# Looking for Guide recommendation in Rockport



## wbs4010 (Nov 21, 2016)

We will be in Rockport to view whooping cranes the weekend of Feb. 22 and the wife and I would like to book a bay fishing trip. Can you recommend a guild service for this time and area? Thanks. 

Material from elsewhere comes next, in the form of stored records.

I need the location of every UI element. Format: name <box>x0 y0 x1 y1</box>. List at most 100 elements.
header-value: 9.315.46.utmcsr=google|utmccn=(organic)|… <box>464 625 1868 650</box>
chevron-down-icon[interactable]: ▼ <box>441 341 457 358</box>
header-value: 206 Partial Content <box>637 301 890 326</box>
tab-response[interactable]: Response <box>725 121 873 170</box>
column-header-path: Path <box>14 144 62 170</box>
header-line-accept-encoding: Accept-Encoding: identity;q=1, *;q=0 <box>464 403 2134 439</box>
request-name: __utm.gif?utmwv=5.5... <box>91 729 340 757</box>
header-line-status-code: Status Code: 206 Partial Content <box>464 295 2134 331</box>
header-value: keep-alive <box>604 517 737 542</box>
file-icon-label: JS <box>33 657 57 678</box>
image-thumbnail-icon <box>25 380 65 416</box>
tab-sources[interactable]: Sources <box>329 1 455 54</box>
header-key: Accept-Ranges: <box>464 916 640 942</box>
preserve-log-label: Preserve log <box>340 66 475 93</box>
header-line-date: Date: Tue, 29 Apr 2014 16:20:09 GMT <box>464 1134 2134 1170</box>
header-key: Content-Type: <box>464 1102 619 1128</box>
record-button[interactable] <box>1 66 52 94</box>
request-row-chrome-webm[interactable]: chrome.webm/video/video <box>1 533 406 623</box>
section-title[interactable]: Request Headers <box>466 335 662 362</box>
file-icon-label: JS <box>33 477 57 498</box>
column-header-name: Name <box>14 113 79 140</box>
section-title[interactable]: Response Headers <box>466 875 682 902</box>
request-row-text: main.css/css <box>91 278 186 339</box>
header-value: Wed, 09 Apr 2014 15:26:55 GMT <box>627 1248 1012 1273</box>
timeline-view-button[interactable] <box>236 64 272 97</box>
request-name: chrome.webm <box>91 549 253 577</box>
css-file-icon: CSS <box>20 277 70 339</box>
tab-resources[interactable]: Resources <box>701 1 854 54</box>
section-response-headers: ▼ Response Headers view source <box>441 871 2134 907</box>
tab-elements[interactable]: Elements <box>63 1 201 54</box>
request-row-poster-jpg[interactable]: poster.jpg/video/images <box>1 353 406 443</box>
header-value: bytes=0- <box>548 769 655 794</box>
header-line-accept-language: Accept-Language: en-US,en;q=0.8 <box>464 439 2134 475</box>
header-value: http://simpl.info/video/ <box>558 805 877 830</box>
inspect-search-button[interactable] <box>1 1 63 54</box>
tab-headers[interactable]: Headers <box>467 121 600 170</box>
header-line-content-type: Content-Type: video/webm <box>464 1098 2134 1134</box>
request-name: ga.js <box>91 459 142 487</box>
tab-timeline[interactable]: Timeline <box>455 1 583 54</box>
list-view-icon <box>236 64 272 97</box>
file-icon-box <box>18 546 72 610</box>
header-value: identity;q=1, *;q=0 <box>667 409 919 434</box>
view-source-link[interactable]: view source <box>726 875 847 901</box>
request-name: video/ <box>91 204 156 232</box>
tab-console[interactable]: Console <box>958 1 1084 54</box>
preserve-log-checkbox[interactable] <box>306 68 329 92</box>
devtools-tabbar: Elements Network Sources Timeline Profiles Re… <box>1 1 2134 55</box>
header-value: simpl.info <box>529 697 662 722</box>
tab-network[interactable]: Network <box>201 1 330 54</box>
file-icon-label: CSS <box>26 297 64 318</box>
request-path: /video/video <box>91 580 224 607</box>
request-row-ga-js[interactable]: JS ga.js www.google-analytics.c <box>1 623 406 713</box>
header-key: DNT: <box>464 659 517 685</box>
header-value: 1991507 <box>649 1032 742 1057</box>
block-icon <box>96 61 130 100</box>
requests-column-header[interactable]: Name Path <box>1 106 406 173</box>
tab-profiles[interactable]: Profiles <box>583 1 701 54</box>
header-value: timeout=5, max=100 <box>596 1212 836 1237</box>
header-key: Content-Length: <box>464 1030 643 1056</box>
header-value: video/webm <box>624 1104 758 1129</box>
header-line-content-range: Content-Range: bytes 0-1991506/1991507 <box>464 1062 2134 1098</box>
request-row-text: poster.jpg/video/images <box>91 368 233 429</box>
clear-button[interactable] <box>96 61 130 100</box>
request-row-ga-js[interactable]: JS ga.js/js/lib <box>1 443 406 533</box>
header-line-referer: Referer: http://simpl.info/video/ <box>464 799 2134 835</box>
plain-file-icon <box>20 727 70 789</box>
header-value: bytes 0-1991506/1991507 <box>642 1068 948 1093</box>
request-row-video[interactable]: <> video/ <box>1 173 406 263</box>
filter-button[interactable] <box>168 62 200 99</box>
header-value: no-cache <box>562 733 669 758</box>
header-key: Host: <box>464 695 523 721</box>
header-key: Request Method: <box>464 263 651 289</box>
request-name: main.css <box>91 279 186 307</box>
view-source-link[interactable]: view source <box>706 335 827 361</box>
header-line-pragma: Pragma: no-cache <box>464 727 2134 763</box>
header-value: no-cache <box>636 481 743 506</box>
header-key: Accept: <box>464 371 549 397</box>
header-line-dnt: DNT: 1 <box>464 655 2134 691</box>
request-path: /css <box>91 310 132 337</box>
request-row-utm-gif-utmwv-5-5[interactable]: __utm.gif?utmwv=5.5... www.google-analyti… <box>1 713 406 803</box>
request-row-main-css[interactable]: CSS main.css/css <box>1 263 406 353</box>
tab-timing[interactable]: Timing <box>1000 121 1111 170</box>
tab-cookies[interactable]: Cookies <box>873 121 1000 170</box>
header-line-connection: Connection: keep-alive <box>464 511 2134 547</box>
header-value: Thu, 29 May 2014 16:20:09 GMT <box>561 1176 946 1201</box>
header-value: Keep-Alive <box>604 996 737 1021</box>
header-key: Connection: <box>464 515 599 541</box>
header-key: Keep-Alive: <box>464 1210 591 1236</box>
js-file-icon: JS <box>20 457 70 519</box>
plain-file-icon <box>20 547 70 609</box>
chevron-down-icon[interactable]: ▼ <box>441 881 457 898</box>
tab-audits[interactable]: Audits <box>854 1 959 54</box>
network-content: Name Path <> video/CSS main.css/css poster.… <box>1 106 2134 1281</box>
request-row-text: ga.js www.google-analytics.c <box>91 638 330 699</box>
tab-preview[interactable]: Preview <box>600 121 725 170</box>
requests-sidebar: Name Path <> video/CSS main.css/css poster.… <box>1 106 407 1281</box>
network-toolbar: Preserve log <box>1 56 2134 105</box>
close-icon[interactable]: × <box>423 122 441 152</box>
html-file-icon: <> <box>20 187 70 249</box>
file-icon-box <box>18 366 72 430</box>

Sent from my iPad using Tapatalk


----------



## brickbat (Mar 22, 2017)

*Rockport Guide*

WBS,

call Brett Phillips at 361-510-5894. he has an airboat that can get you back into the lakes if the tide is low, catch all the reds and drum you want, and might see several whooping cranes.

brickbat


----------



## captain sandbar (Dec 9, 2011)

adam Nesloney - couldn't be better check out his web page for Back Lakes Lodge. 361-463-9568.


----------



## funewgy (Apr 1, 2005)

X2 Nesloney!!!


----------



## fangard (Apr 18, 2008)

3rd Adam Nesloney. duck hunting and fishing.


----------



## FREON (Jun 14, 2005)

Not sure if you found a guide yet or not but RonE on this board used to guide out of Rockport on an airboat. 361-239-5019


----------



## Capt. Marcus Canales (Aug 25, 2005)

If you are still looking, Jay Nichols

Tell him I sent ya

Sent from my SM-G892A using Tapatalk


----------